Les scénaristes de cinéma et de télévision sont en grève
depuis le 5 novembre. Leur lutte contre les studios et réseaux de télé
gigantesques sur la question d’une rémunération convenable pour le
matériel diffusé sur Internet et autres médias est acerbe.
Les scénaristes ont droit à ce qu’ils demandent
— en fait, ils ont droit à beaucoup plus. L’industrie
cinématographique et télévisuelle est contrôlée par une couche parasitaire
corporatiste dont le rôle est de décider ce que la population des Etats-Unis et
du monde devrait voir et écouter afin de s’assurer que d’immenses
profits continuent d’affluer vers une poignée de conglomérats. Pour
remplir cette fonction rétrograde de philistin, ils reçoivent d’énormes
montants et vivent royalement.
Comme l’a un jour noté Brecht en parlant des couches
dirigeantes, « Peut-être ont-elles besoin d’être ainsi, mais elles
n’ont pas besoin d’être. »
Un programme rationnel et socialement progressiste pour la
grève des scénaristes doit débuter par la prémisse que les moyens de production
et de distribution de cinéma, de télévision et d’autres médias doivent
être arrachés de l’étau de GE, Time Warner, Disney, News Corp., Viacom et
les autres et devenir propriété du public et sous son contrôle. Atteindre un
tel objectif n’est pas chose facile. Une rupture politique avec le Parti
démocrate, une identification consciente avec les luttes de la classe ouvrière
internationale et la construction d’un mouvement socialiste sont
nécessaires.
Pour leur part, les studios et réseaux de télé espèrent
écraser les scénaristes et, après avoir réprimé de manière décisive ce
qu’ils perçoivent comme une menace à leur toute-puissance, assister à un
retour à la normale. Mais comment pourrait-il en être ainsi ? Les choses
ne reviendront jamais à la « normale ». On ne peut pas réparer les
pots cassés.
Les scénaristes traversent une expérience importante et
révélatrice. Ceux qui ont le plus de succès sont sans aucun doute protégés des
difficultés économiques, mais de nombreux scénaristes ne le sont pas. Ils
sacrifient des chèques de paie et arpentent les piquets de grève. Les factures
et les dettes s’accumulent, et cela peut bien sûr faire pression sur les
relations personnelles. Pendant ce temps, leurs employeurs mènent une campagne
très bien financée de désinformation contre eux et refusent obstinément de
négocier. Essentiellement, on leur dit d’aller se faire voir.

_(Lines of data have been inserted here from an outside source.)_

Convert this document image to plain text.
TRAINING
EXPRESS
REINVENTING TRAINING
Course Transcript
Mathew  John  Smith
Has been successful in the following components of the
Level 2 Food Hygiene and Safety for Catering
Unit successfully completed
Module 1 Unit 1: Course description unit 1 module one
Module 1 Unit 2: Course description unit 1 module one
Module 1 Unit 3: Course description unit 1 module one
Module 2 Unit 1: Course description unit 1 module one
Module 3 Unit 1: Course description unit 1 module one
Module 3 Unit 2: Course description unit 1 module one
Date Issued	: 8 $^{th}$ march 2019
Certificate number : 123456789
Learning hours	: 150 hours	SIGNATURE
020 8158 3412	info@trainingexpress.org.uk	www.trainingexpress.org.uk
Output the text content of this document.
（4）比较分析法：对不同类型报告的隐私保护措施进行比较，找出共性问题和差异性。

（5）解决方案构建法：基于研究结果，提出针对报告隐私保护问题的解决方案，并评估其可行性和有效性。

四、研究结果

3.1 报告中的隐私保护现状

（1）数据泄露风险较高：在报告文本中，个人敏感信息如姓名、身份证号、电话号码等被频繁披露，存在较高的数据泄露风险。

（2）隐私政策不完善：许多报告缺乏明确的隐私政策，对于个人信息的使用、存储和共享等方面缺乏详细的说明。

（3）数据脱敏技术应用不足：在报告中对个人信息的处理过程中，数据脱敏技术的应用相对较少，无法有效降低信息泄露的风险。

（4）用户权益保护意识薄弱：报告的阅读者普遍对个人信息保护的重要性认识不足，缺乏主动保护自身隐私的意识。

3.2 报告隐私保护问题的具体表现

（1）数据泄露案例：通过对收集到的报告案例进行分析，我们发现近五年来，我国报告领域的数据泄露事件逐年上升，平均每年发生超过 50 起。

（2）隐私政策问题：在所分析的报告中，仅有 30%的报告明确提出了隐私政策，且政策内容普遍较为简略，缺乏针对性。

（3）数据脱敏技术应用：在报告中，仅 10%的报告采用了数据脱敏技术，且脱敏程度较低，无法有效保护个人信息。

Les assertions de la direction selon lesquelles les
scénaristes sont surpayés et n’ont pas droit de se plaindre si les méga
compagnies s’approprient pratiquement toute la richesse générée par
Internet sont malveillantes et égoïstes. D’un autre côté, nul besoin de
masquer le fait que, comparativement à de nombreuses autres sections de la
classe ouvrière, les scénaristes engagés au cinéma et à la télévision sont
relativement privilégiés. Dans une certaine mesure, cela a pu les
« libérer » pour mener la présente lutte.
Des millions de travailleurs aux Etats-Unis, coincés dans
des emplois à 8, 10 ou 15 dollars l’heure, abandonnés à leur sort par le
soi-disant mouvement ouvrier, ont peine à relâcher assez le travail pour
émettre une opposition. Cette situation va changer, bientôt, mais pour le
moment ces travailleurs sont tout simplement rongés par la colère.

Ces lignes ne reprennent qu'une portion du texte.